The cultural programme was an interesting presentation of folksongs of Mithila by Smt. Neelam Jha and friends. These folk singers from Mithila sung beautiful, melodious and meaningful songs which are sung in Mithila on the occasion of Haryali Tija, which is known in Mithila as Madhusravani
Kailash Kumar Mishra explained the importance of folksongs in the lives of the people of Mithila. Mithila is also known as Tirhut, Tirbhukta or the land of king Janak, father of Sita. This pious land is very rich in cultural values and folksongs since ancient times. Folksongs here are principally a wealth among the people handed down from generation to generation. These meaningful and melodious folksongs are sung in various occasions which spring from the innermost emotions of the people.

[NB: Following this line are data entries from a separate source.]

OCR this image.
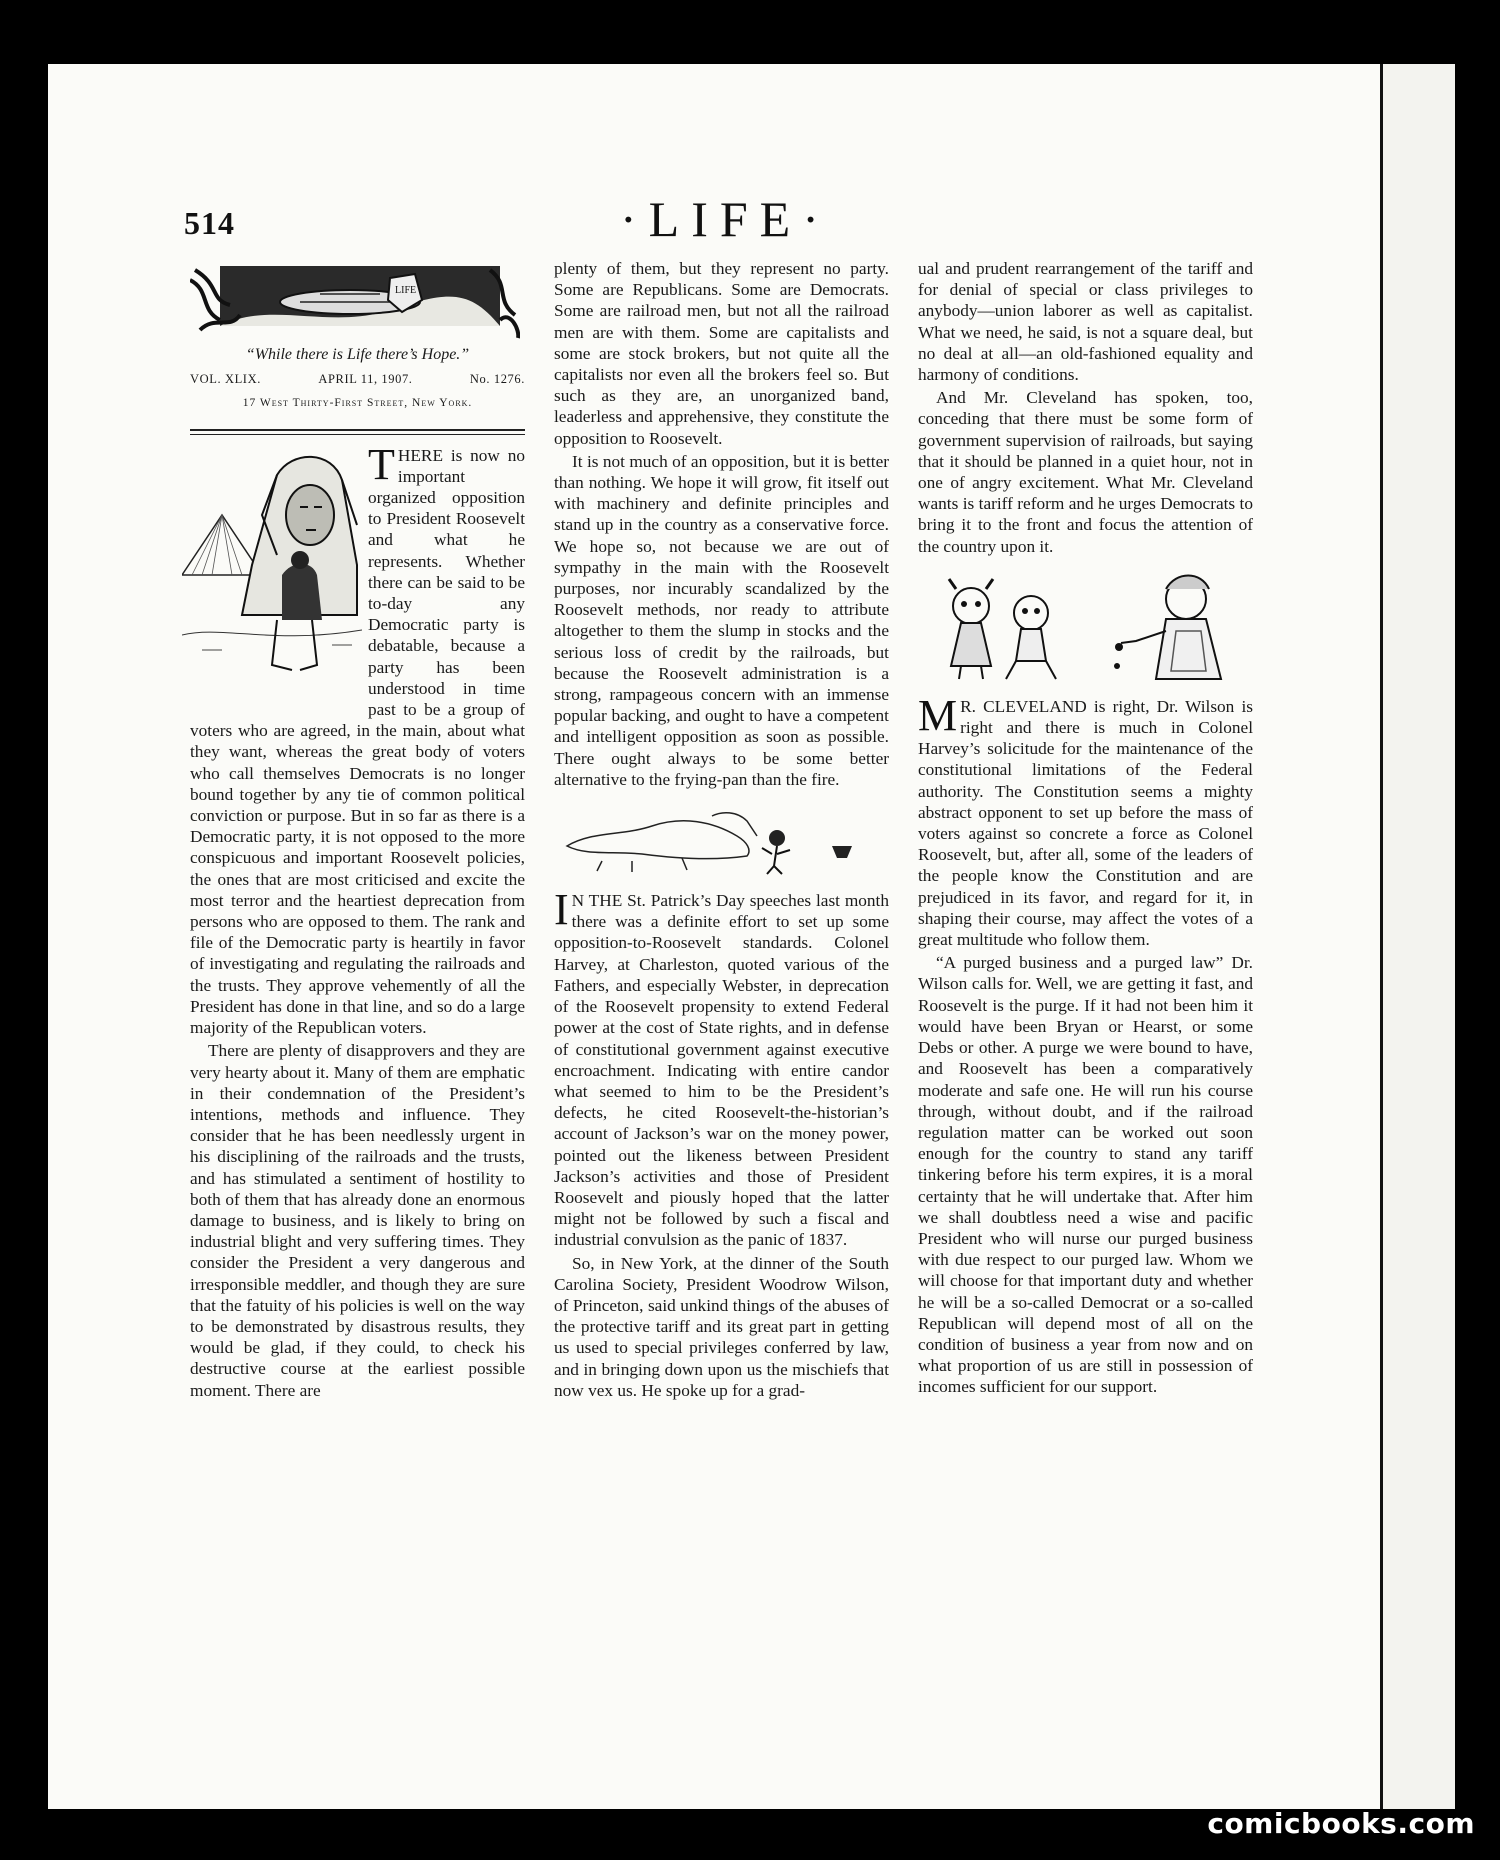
514	·LIFE·
LIFE
“While there is Life there’s Hope.”
VOL. XLIX.	APRIL 11, 1907.	No. 1276.
17 West Thirty-First Street, New York.

THERE is now no important organized opposition to President Roosevelt and what he represents. Whether there can be said to be to-day any Democratic party is debatable, because a party has been understood in time past to be a group of voters who are agreed, in the main, about what they want, whereas the great body of voters who call themselves Democrats is no longer bound together by any tie of common political conviction or purpose. But in so far as there is a Democratic party, it is not opposed to the more conspicuous and important Roosevelt policies, the ones that are most criticised and excite the most terror and the heartiest deprecation from persons who are opposed to them. The rank and file of the Democratic party is heartily in favor of investigating and regulating the railroads and the trusts. They approve vehemently of all the President has done in that line, and so do a large majority of the Republican voters.

There are plenty of disapprovers and they are very hearty about it. Many of them are emphatic in their condemnation of the President’s intentions, methods and influence. They consider that he has been needlessly urgent in his disciplining of the railroads and the trusts, and has stimulated a sentiment of hostility to both of them that has already done an enormous damage to business, and is likely to bring on industrial blight and very suffering times. They consider the President a very dangerous and irresponsible meddler, and though they are sure that the fatuity of his policies is well on the way to be demonstrated by disastrous results, they would be glad, if they could, to check his destructive course at the earliest possible moment. There are

plenty of them, but they represent no party. Some are Republicans. Some are Democrats. Some are railroad men, but not all the railroad men are with them. Some are capitalists and some are stock brokers, but not quite all the capitalists nor even all the brokers feel so. But such as they are, an unorganized band, leaderless and apprehensive, they constitute the opposition to Roosevelt.

It is not much of an opposition, but it is better than nothing. We hope it will grow, fit itself out with machinery and definite principles and stand up in the country as a conservative force. We hope so, not because we are out of sympathy in the main with the Roosevelt purposes, nor incurably scandalized by the Roosevelt methods, nor ready to attribute altogether to them the slump in stocks and the serious loss of credit by the railroads, but because the Roosevelt administration is a strong, rampageous concern with an immense popular backing, and ought to have a competent and intelligent opposition as soon as possible. There ought always to be some better alternative to the frying-pan than the fire.

I N THE St. Patrick’s Day speeches last month there was a definite effort to set up some opposition-to-Roosevelt standards. Colonel Harvey, at Charleston, quoted various of the Fathers, and especially Webster, in deprecation of the Roosevelt propensity to extend Federal power at the cost of State rights, and in defense of constitutional government against executive encroachment. Indicating with entire candor what seemed to him to be the President’s defects, he cited Roosevelt-the-historian’s account of Jackson’s war on the money power, pointed out the likeness between President Jackson’s activities and those of President Roosevelt and piously hoped that the latter might not be followed by such a fiscal and industrial convulsion as the panic of 1837.

So, in New York, at the dinner of the South Carolina Society, President Woodrow Wilson, of Princeton, said unkind things of the abuses of the protective tariff and its great part in getting us used to special privileges conferred by law, and in bringing down upon us the mischiefs that now vex us. He spoke up for a grad-

ual and prudent rearrangement of the tariff and for denial of special or class privileges to anybody—union laborer as well as capitalist. What we need, he said, is not a square deal, but no deal at all—an old-fashioned equality and harmony of conditions.

And Mr. Cleveland has spoken, too, conceding that there must be some form of government supervision of railroads, but saying that it should be planned in a quiet hour, not in one of angry excitement. What Mr. Cleveland wants is tariff reform and he urges Democrats to bring it to the front and focus the attention of the country upon it.

M R. CLEVELAND is right, Dr. Wilson is right and there is much in Colonel Harvey’s solicitude for the maintenance of the constitutional limitations of the Federal authority. The Constitution seems a mighty abstract opponent to set up before the mass of voters against so concrete a force as Colonel Roosevelt, but, after all, some of the leaders of the people know the Constitution and are prejudiced in its favor, and regard for it, in shaping their course, may affect the votes of a great multitude who follow them.

“A purged business and a purged law” Dr. Wilson calls for. Well, we are getting it fast, and Roosevelt is the purge. If it had not been him it would have been Bryan or Hearst, or some Debs or other. A purge we were bound to have, and Roosevelt has been a comparatively moderate and safe one. He will run his course through, without doubt, and if the railroad regulation matter can be worked out soon enough for the country to stand any tariff tinkering before his term expires, it is a moral certainty that he will undertake that. After him we shall doubtless need a wise and pacific President who will nurse our purged business with due respect to our purged law. Whom we will choose for that important duty and whether he will be a so-called Democrat or a so-called Republican will depend most of all on the condition of business a year from now and on what proportion of us are still in possession of incomes sufficient for our support.

comicbooks.com
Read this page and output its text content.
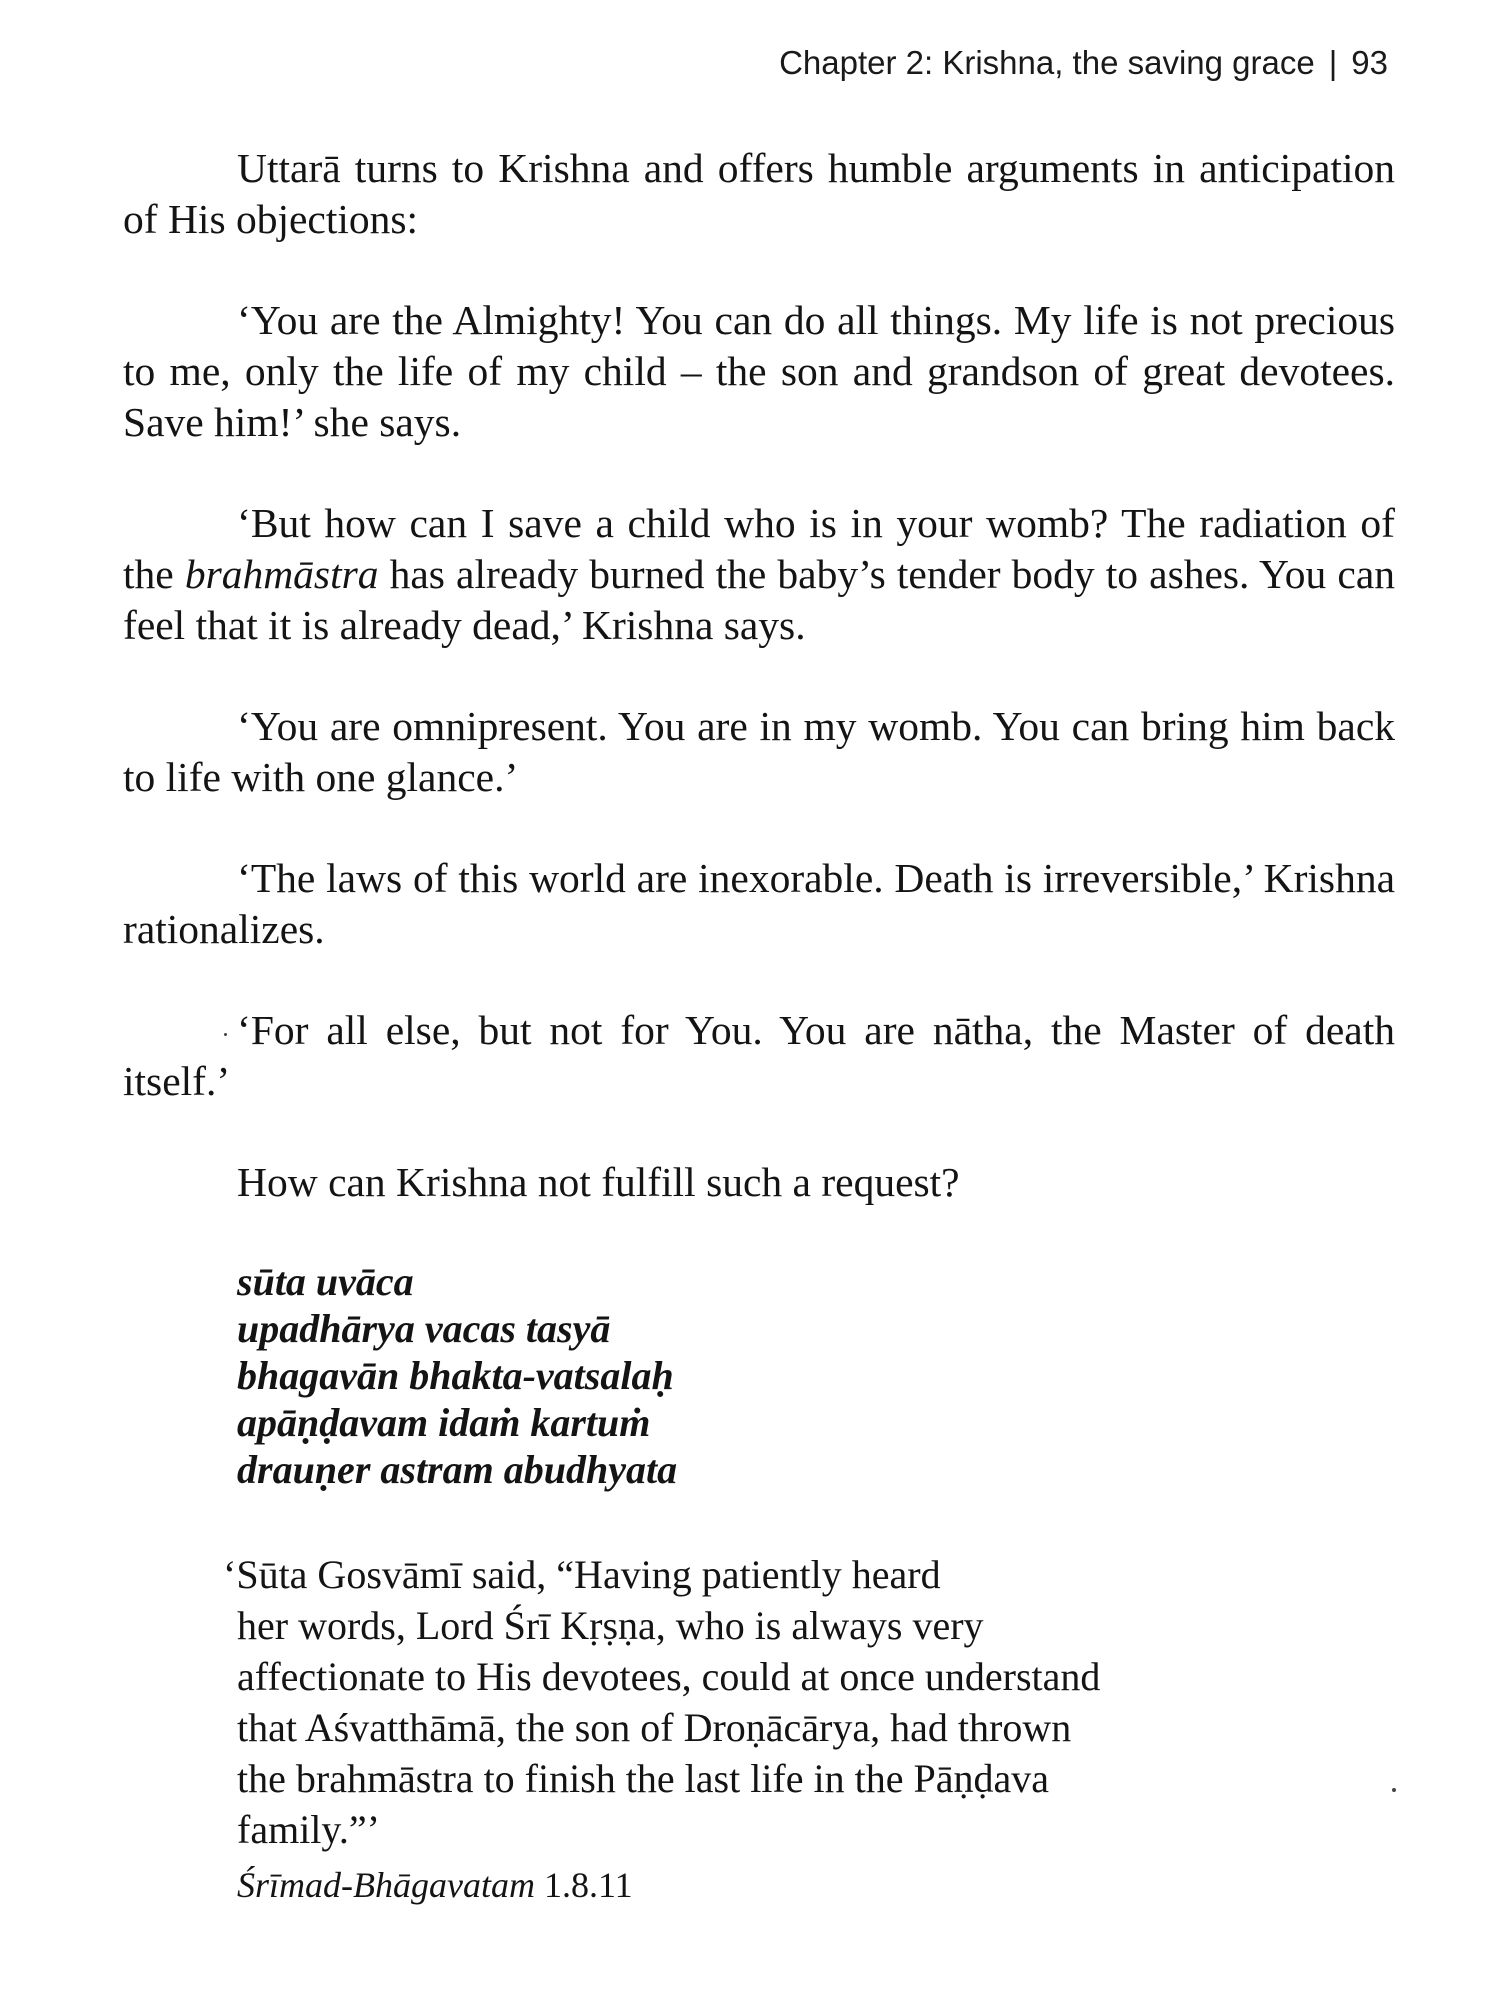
Chapter 2: Krishna, the saving grace | 93

Uttarā turns to Krishna and offers humble arguments in anticipation of His objections:

‘You are the Almighty! You can do all things. My life is not precious to me, only the life of my child – the son and grandson of great devotees. Save him!’ she says.

‘But how can I save a child who is in your womb? The radiation of the brahmāstra has already burned the baby’s tender body to ashes. You can feel that it is already dead,’ Krishna says.

‘You are omnipresent. You are in my womb. You can bring him back to life with one glance.’

‘The laws of this world are inexorable. Death is irreversible,’ Krishna rationalizes.

‘For all else, but not for You. You are nātha, the Master of death itself.’

How can Krishna not fulfill such a request?

sūta uvāca
upadhārya vacas tasyā
bhagavān bhakta-vatsalaḥ
apāṇḍavam idaṁ kartuṁ
drauṇer astram abudhyata
‘Sūta Gosvāmī said, “Having patiently heard
her words, Lord Śrī Kṛṣṇa, who is always very
affectionate to His devotees, could at once understand
that Aśvatthāmā, the son of Droṇācārya, had thrown
the brahmāstra to finish the last life in the Pāṇḍava
family.”’
Śrīmad-Bhāgavatam 1.8.11
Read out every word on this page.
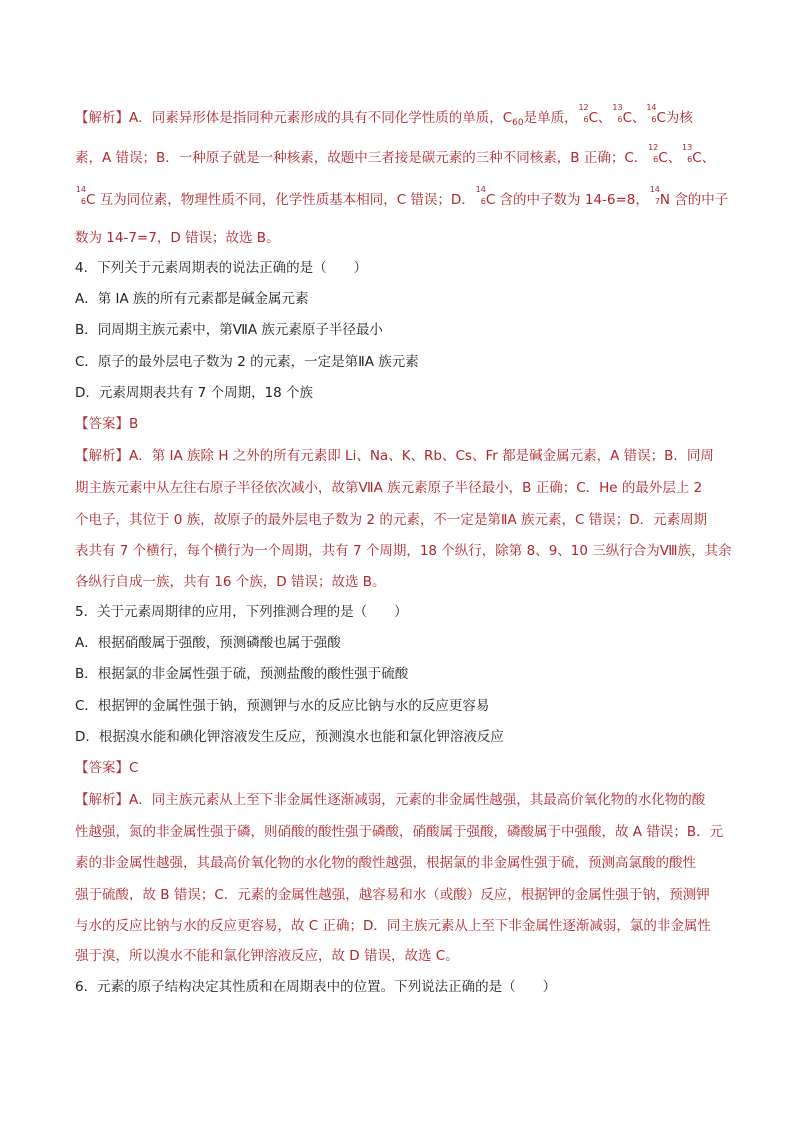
【解析】A．同素异形体是指同种元素形成的具有不同化学性质的单质，$C_{60}$是单质，
12
6 C、
13
6 C、
14
6 C为核
素，A 错误；B．一种原子就是一种核素，故题中三者接是碳元素的三种不同核素，B 正确；C．
12
6 C、
13
6 C、
14
6 C 互为同位素，物理性质不同，化学性质基本相同，C 错误；D．
14
6 C 含的中子数为 14-6=8，
14
7 N 含的中子
数为 14-7=7，D 错误；故选 B。
4．下列关于元素周期表的说法正确的是（　　）
A．第 IA 族的所有元素都是碱金属元素
B．同周期主族元素中，第ⅦA 族元素原子半径最小
C．原子的最外层电子数为 2 的元素，一定是第ⅡA 族元素
D．元素周期表共有 7 个周期，18 个族
【答案】B
【解析】A．第 IA 族除 H 之外的所有元素即 Li、Na、K、Rb、Cs、Fr 都是碱金属元素，A 错误；B．同周
期主族元素中从左往右原子半径依次减小，故第ⅦA 族元素原子半径最小，B 正确；C．He 的最外层上 2
个电子，其位于 0 族，故原子的最外层电子数为 2 的元素，不一定是第ⅡA 族元素，C 错误；D．元素周期
表共有 7 个横行，每个横行为一个周期，共有 7 个周期，18 个纵行，除第 8、9、10 三纵行合为Ⅷ族，其余
各纵行自成一族，共有 16 个族，D 错误；故选 B。
5．关于元素周期律的应用，下列推测合理的是（　　）
A．根据硝酸属于强酸，预测磷酸也属于强酸
B．根据氯的非金属性强于硫，预测盐酸的酸性强于硫酸
C．根据钾的金属性强于钠，预测钾与水的反应比钠与水的反应更容易
D．根据溴水能和碘化钾溶液发生反应，预测溴水也能和氯化钾溶液反应
【答案】C
【解析】A．同主族元素从上至下非金属性逐渐减弱，元素的非金属性越强，其最高价氧化物的水化物的酸
性越强，氮的非金属性强于磷，则硝酸的酸性强于磷酸，硝酸属于强酸，磷酸属于中强酸，故 A 错误；B．元
素的非金属性越强，其最高价氧化物的水化物的酸性越强，根据氯的非金属性强于硫，预测高氯酸的酸性
强于硫酸，故 B 错误；C．元素的金属性越强，越容易和水（或酸）反应，根据钾的金属性强于钠，预测钾
与水的反应比钠与水的反应更容易，故 C 正确；D．同主族元素从上至下非金属性逐渐减弱，氯的非金属性
强于溴，所以溴水不能和氯化钾溶液反应，故 D 错误，故选 C。
6．元素的原子结构决定其性质和在周期表中的位置。下列说法正确的是（　　）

Madhusravani is a great occasion for the newly married couples of Mithila. A lot of rituals are associated with it. Several folksongs are sung by the women and friends of the newly married brides. These folksongs highlight the spiritual significance, prayer to the god, vegetation, animals, creatures, etc. and also love, emotion, sentiments and culture of the people in totality. Folksongs explain the history, sentiments, meaning, philosophy and tradition of celebrating Madhusravani every year in the area. It also shows the independent status of women in Mithila. The entire ritual is performed by females. After the the songs from Mithila, a Bhojpuri song was presented by Shri Manoj Kumar.
Towards the end of the programme, Shri M.C. Joshi, felicitated the artists with token gifts. In his brief, inspiring and thought-provoking message, Shri Joshi appreciated the work undertaken by the Janapada Sampada Division. He said, “there is a need to develop a strong interpersonal relationship between the members of all the departments of IGNCA”. He further said, “like the nyagrodha tree, the IGNCA is a huge family and all its faculties are the branches and roots of this upside down tree. We need to develop a unique culture of knowledge and humanity at the centre which may in the long run act as the great source of inspiration for the other institutions and also our future generations”.